Das Sozialgericht (SG) hat die Klage abgewiesen. Die Berufung der Klägerin hat das Landessozialgericht (LSG) zurückgewiesen und ausgeführt, mit dem angefochtenen Bescheid habe die Beklagte festgestellt, daß die Klägerin für die Zeit vom 15. Juli bis zum 15. Oktober 1979 lediglich Anspruch auf das Mutterschaftsgeld nach § 200 RVO in Höhe von täglich 25,-- DM habe. Der Bescheid sei nicht zu beanstanden. Bei Beginn der Schutzfrist nach § 3 Abs 2 MuSchG habe die Klägerin in einem Arbeitsverhältnis gestanden. Demgemäß komme nur das Mutterschaftsgeld nach § 200 RVO in Betracht. Die tatsächliche Gewährung des Mutterschaftsgelds nach § 200a RVO sei vorschußweise und ohne Bescheid erfolgt und binde die Beklagte nicht. Auch der Zuschuß nach § 14 Abs 2 MuSchG stehe der Klägerin nicht zu. Sinn der Regelung des § 14 Abs 2 MuSchG sei es, den vollen Ersatz des Nettoarbeitsentgelts nicht nur den Versicherten mit noch fortbestehendem Arbeitsverhältnis zukommen zu lassen, sondern auch solchen Versicherten, deren Arbeitgeber sich ausnahmsweise über das grundsätzliche Kündigungsverbot während der Schwangerschaft (§ 9 Abs 1 MuSchG) hinwegsetzen durfte. Die Beendigung des Arbeitsverhältnisses durch Fristablauf sei der zulässigen Auflösung durch den Arbeitgeber nicht gleichzustellen. Das gelte auch bei Arbeitsbeschaffungsmaßnahmen.

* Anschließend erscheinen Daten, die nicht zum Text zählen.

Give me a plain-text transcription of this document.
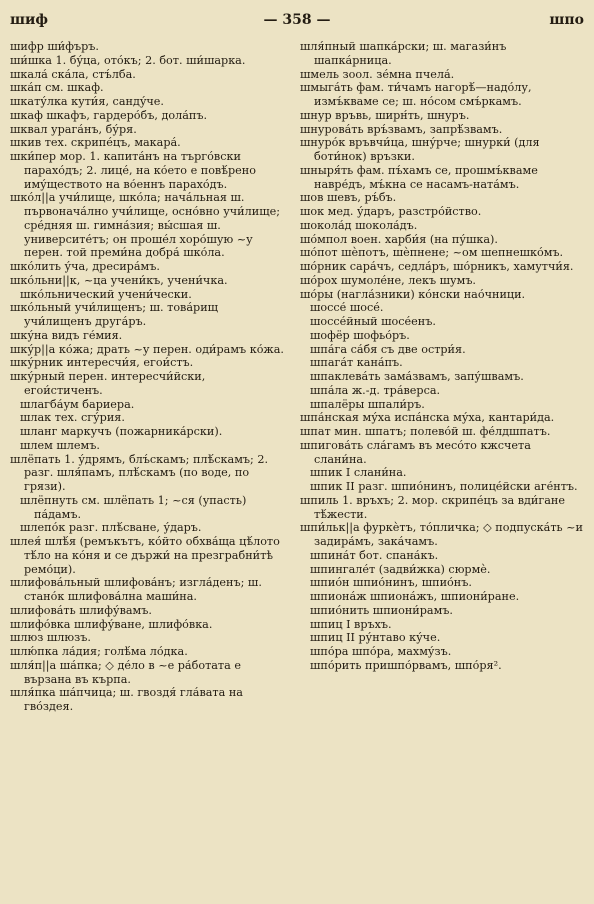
— 358 —
шиф	шпо

шифр ши́фъръ.

ши́шка 1. бу́ца, ото́къ; 2. бот. ши́шарка.

шкала́ ска́ла, стъ́лба.

шка́п см. шкаф.

шкату́лка кути́я, санду́че.

шкаф шкафъ, гардеро́бъ, дола́пъ.

шквал урага́нъ, бу́ря.

шкив тех. скрипе́цъ, макара́.

шки́пер мор. 1. капита́нъ на търго́вски парахо́дъ; 2. лице́, на ко́ето е повѣ́рено иму́ществото на во́еннъ парахо́дъ.

шко́л||а учи́лище, шко́ла; нача́льная ш. първонача́лно учи́лище, осно́вно учи́лище; сре́дняя ш. гимна́зия; вы́сшая ш. университе́тъ; он проше́л хоро́шую ~у перен. той преми́на добра́ шко́ла.

шко́лить у́ча, дресира́мъ.

шко́льни||к, ~ца учени́къ, учени́чка.

шко́льнический учени́чески.

шко́льный учи́лищенъ; ш. това́рищ учи́лищенъ друга́ръ.

шку́на видъ ге́мия.

шку́р||а ко́жа; драть ~у перен. оди́рамъ ко́жа.

шку́рник интересчи́я, егои́стъ.

шку́рный перен. интересчи́йски, егои́стиченъ.

шлагба́ум бариера.

шлак тех. сгу́рия.

шланг маркучъ (пожарника́рски).

шлем шлемъ.

шлёпать 1. у́дрямъ, блъ́скамъ; плѣ́скамъ; 2. разг. шля́памъ, плѣ́скамъ (по воде, по грязи).

шлёпнуть см. шлёпать 1; ~ся (упасть) па́дамъ.

шлепо́к разг. плѣ́сване, у́даръ.

шлея́ шлѣ́я (ремъкътъ, ко́йто обхва́ща цѣ́лото тѣ́ло на ко́ня и се държи́ на презграбни́тѣ ремо́ци).

шлифова́льный шлифова́нъ; изгла́денъ; ш. стано́к шлифова́лна маши́на.

шлифова́ть шлифу́вамъ.

шлифо́вка шлифу́ване, шлифо́вка.

шлюз шлюзъ.

шлю́пка ла́дия; голѣ́ма ло́дка.

шля́п||а ша́пка; ◇ де́ло в ~е ра́ботата е вързана въ кърпа.

шля́пка ша́пчица; ш. гвоздя́ гла́вата на гво́здея.

шля́пный шапка́рски; ш. магази́нъ шапка́рница.

шмель зоол. зе́мна пчела́.

шмыга́ть фам. ти́чамъ нагорѣ́—надо́лу, измъ́кваме се; ш. но́сом смъ́ркамъ.

шнур връвь, ширн́ть, шнуръ.

шнурова́ть връ́звамъ, запрѣ́звамъ.

шнуро́к връвчи́ца, шну́рче; шнурки́ (для боти́нок) връзки.

шныря́ть фам. пъ́хамъ се, прошмъ́кваме навре́дъ, мъ́кна се насамъ-ната́мъ.

шов шевъ, ръ́бъ.

шок мед. у́даръ, разстро́йство.

шокола́д шокола́дъ.

шо́мпол воен. харби́я (на пу́шка).

шо́пот шѐпотъ, шѐпнене; ~ом шепнешко́мъ.

шо́рник сара́чъ, седла́ръ, шо́рникъ, хамутчи́я.

шо́рох шумоле́не, лекъ шумъ.

шо́ры (нагла́зники) ко́нски нао́чници.

шоссе́ шосе́.

шоссе́йный шосе́енъ.

шофёр шофьо́ръ.

шпа́га са́бя съ две остри́я.

шпага́т кана́пъ.

шпаклева́ть зама́звамъ, запу́швамъ.

шпа́ла ж.-д. тра́верса.

шпалёры шпали́ръ.

шпа́нская му́ха испа́нска му́ха, кантари́да.

шпат мин. шпатъ; полево́й ш. фе́лдшпатъ.

шпигова́ть сла́гамъ въ месо́то кжсчета слани́на.

шпик I слани́на.

шпик II разг. шпио́нинъ, полице́йски аге́нтъ.

шпиль 1. връхъ; 2. мор. скрипе́цъ за вди́гане тѣ́жести.

шпи́льк||а фуркѐтъ, то́пличка; ◇ подпуска́ть ~и задира́мъ, зака́чамъ.

шпина́т бот. спана́къ.

шпингале́т (задви́жка) сюрмѐ.

шпио́н шпио́нинъ, шпио́нъ.

шпиона́ж шпиона́жъ, шпиони́ране.

шпио́нить шпиони́рамъ.

шпиц I връхъ.

шпиц II ру́нтаво ку́че.

шпо́ра шпо́ра, махму́зъ.

шпо́рить пришпо́рвамъ, шпо́ря².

Die Klägerin hat Revision eingelegt und macht geltend, die Beendigung ihres im Rahmen einer Arbeitsbeschaffungsmaßnahme von vornherein befristeten Arbeitsverhältnisses sei als Fall des § 14 Abs 2 MuSchG anzusehen. Beginn, Ende und Ausgestaltung dieses Arbeitsverhältnisses habe sie nicht beeinflussen können. Bei Versagung des Zuschusses zum Mutterschaftsgeld würde sie schlechter gestellt, als wenn sie sich nicht auf die Arbeitsbeschaffungsmaßnahme eingelassen hätte, denn die versicherte Frau, die bei Beginn der Schutzfrist nach § 3 Abs 2 MuSchG arbeitslos sei, erhalte nach § 200a RVO Mutterschaftsgeld in Höhe des Krankengeldes.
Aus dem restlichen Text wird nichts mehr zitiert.